Wednesday, October 17, 2007

October 17, 2007: Escaping My Discomfort Zone

We’ve been hanging together now for some time now, so I’m sure it won’t come as a shock to you to know that I’m a tad on the anal-retentive side. I’m not entirely puckered, though. I still try new things, but I do so begrudgingly. And lots of colorful swearing follow along in my wake. I usually blame that on Jersey, my alter ego. To this day, though, I remain surprised at how incompatible my anal-retentive nature is with doing all of the publicity that is required if one wants to sell a respectable number of books.

Case in point. I was so excited to be asked to join the Femme Fantastic Tour. After all, the mission of the tour was for seven authors to show support for our troops by visiting military installations and autographing books. Plus I was going to be in good company. Lori Bryant-Woolridge was flush from just having released Weapons of Mass Seduction, a damned good book. Carmen Green and ReShonda Tate Billingsley have written so many books between them that they make Stephen King look lazy. Halle Berry just optioned the rights to Trish R. Thomas’s Nappily Ever After, and Nina Foxx is producing a play based on one of her own books. And Berta Platas adds her Latina flava to the mix. So it seemed like it was going to be a party like no other, replete with sisterly bonding and many martinis.

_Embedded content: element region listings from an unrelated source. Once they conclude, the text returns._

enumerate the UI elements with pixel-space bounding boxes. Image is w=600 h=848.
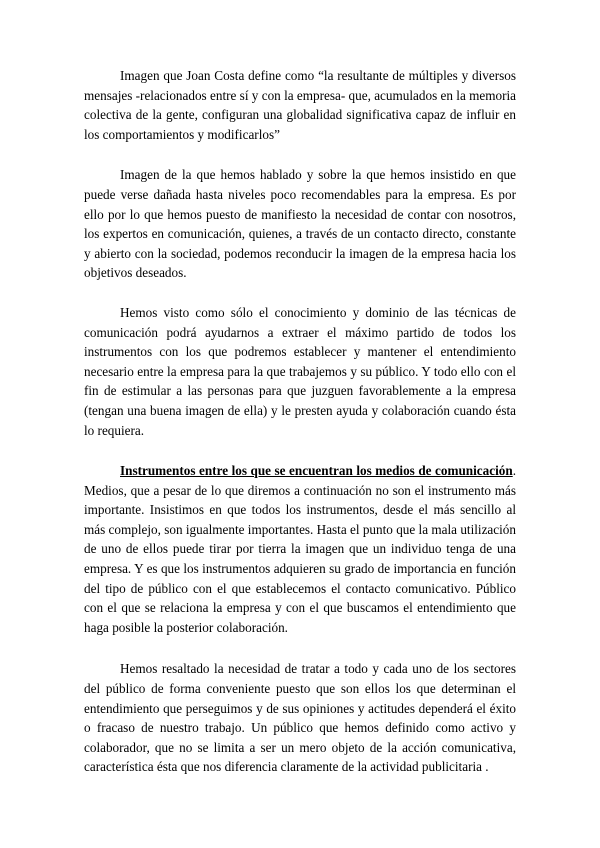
paragraph-text: Hemos visto como sólo el conocimiento y dominio de las técnicas de comunicación podrá ayudarnos a extraer el máximo partido de todos los instrumentos con los que podremos establecer y mantener el entendimiento necesario entre la empresa para la que trabajemos y su público. Y todo ello con el fin de estimular a las personas para que juzguen favorablemente a la empresa (tengan una buena imagen de ella) y le presten ayuda y colaboración cuando ésta lo requiera. bbox=[84, 304, 516, 438]
paragraph-text: Imagen de la que hemos hablado y sobre la que hemos insistido en que puede verse dañada hasta niveles poco recomendables para la empresa. Es por ello por lo que hemos puesto de manifiesto la necesidad de contar con nosotros, los expertos en comunicación, quienes, a través de un contacto directo, constante y abierto con la sociedad, podemos reconducir la imagen de la empresa hacia los objetivos deseados. bbox=[84, 167, 516, 281]
paragraph-communication-techniques bbox=[84, 303, 516, 440]
document-page bbox=[84, 66, 516, 777]
paragraph-instruments bbox=[84, 461, 516, 637]
section-heading: Instrumentos entre los que se encuentran los medios de comunicación bbox=[120, 463, 513, 479]
paragraph-public-sectors bbox=[84, 659, 516, 777]
paragraph-text: . Medios, que a pesar de lo que diremos a continuación no son el instrumento más importante. Insistimos en que todos los instrumentos, desde el más sencillo al más complejo, son igualmente importantes. Hasta el punto que la mala utilización de uno de ellos puede tirar por tierra la imagen que un individuo tenga de una empresa. Y es que los instrumentos adquieren su grado de importancia en función del tipo de público con el que establecemos el contacto comunicativo. Público con el que se relaciona la empresa y con el que buscamos el entendimiento que haga posible la posterior colaboración. bbox=[84, 463, 516, 635]
paragraph-joan-costa-quote bbox=[84, 66, 516, 144]
paragraph-damaged-image bbox=[84, 165, 516, 283]
paragraph-text: Hemos resaltado la necesidad de tratar a todo y cada uno de los sectores del público de forma conveniente puesto que son ellos los que determinan el entendimiento que perseguimos y de sus opiniones y actitudes dependerá el éxito o fracaso de nuestro trabajo. Un público que hemos definido como activo y colaborador, que no se limita a ser un mero objeto de la acción comunicativa, característica ésta que nos diferencia claramente de la actividad publicitaria . bbox=[84, 661, 516, 775]
paragraph-text: Imagen que Joan Costa define como “la resultante de múltiples y diversos mensajes -relacionados entre sí y con la empresa- que, acumulados en la memoria colectiva de la gente, configuran una globalidad significativa capaz de influir en los comportamientos y modificarlos” bbox=[84, 68, 516, 142]
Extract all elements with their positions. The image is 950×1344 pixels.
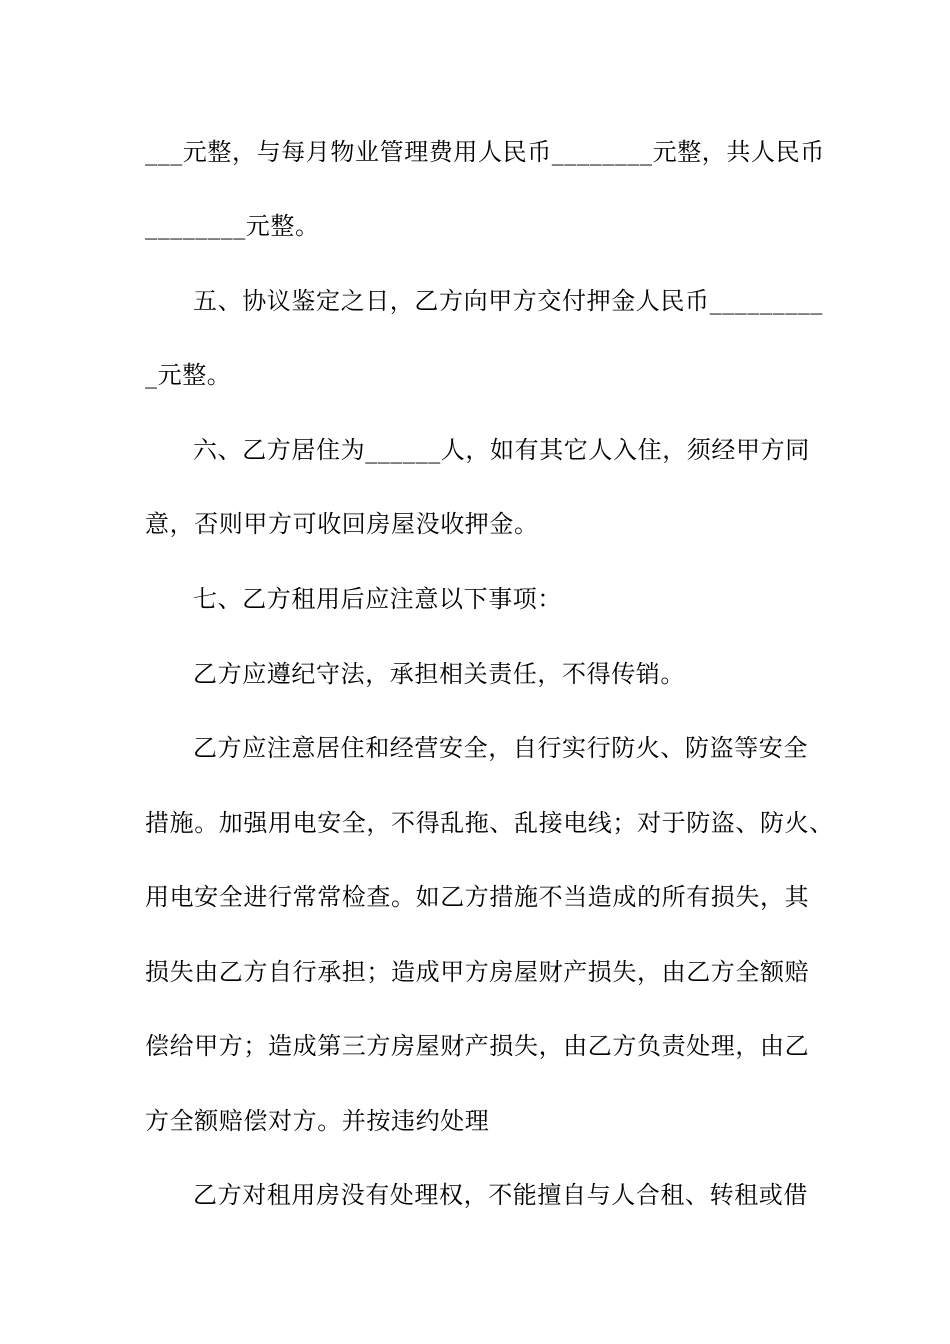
text-line: 七、乙方租用后应注意以下事项： [193, 585, 562, 613]
text-line: 损失由乙方自行承担；造成甲方房屋财产损失，由乙方全额赔 [145, 958, 810, 986]
text-line: ___元整，与每月物业管理费用人民币________元整，共人民币 [145, 138, 825, 166]
text-line: ________元整。 [145, 212, 320, 240]
text-line: 六、乙方居住为______人，如有其它人入住，须经甲方同 [193, 436, 810, 464]
text-line: 乙方应遵纪守法，承担相关责任，不得传销。 [193, 660, 685, 688]
text-line: 乙方应注意居住和经营安全，自行实行防火、防盗等安全 [193, 734, 808, 762]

Of course, reality is always different from the fantasy. I felt this acutely as I was barreling down 95 South from Virginia to North Carolina, my alter ego Jersey cussing like swear words were ten minutes away from being outlawed. If you think that Mapquest is the Devil, then hotel directions are Dante’s ninth concentric circle of Hell. When I finally did meet up with the authors – Lori, Carmen, and ReShonda – on this, the Fort Bragg leg of the tour, I was flustered, irritated, and heart-patient sweaty. Just what you want in an author you’re about to meet, right? Mercifully, Lori had her portable GPS, which proved invaluable.

When we got to Fort Bragg, though, I realized the upside of being forced outside of one’s comfort zone. At the PX, we met and signed books for members of our armed forces and their families. They were so happy to see us, so thankful that we’d come to visit them. Which was such a contrast to some civilian signings I’d done at book stores, where people treated you like you were trying to interest them in buying a steaming turd.

Also, my well-meaning friends told me when I hit that particular milestone that forty isn’t old. I tell you, forty is plenty old when I’m looking at young soldiers going to or coming from Iraq, along with their wives (and husbands!), some of whom were born the year I started college. They were probably conceived while their parents were listening to the same Culture Club and Prince jams that I was bustin’ a move to at the freshman dance. Being forced outside of your comfort zone, more often than not, makes you put life in perspective, makes you rethink your perception of discomfort. Getting lost on a North Carolina highway in a fancy rental car with crappy directions versus getting shot at in a HumVee in Fallujah. No contest.

I visit five more military installations on the Femme Fantastik Tour, which starts up again in 2008. If you think Jersey’s going to disappear, that I’m not going to be pissed that Fate is moving my water dish, that I’m going to stop being anal-retentive – perish the thought. Spiky when squeezed is who I am, and I do it well. I will, though, be mindful of the ever-changing perspective that one finds in the Discomfort Zone… and try my hardest to chill.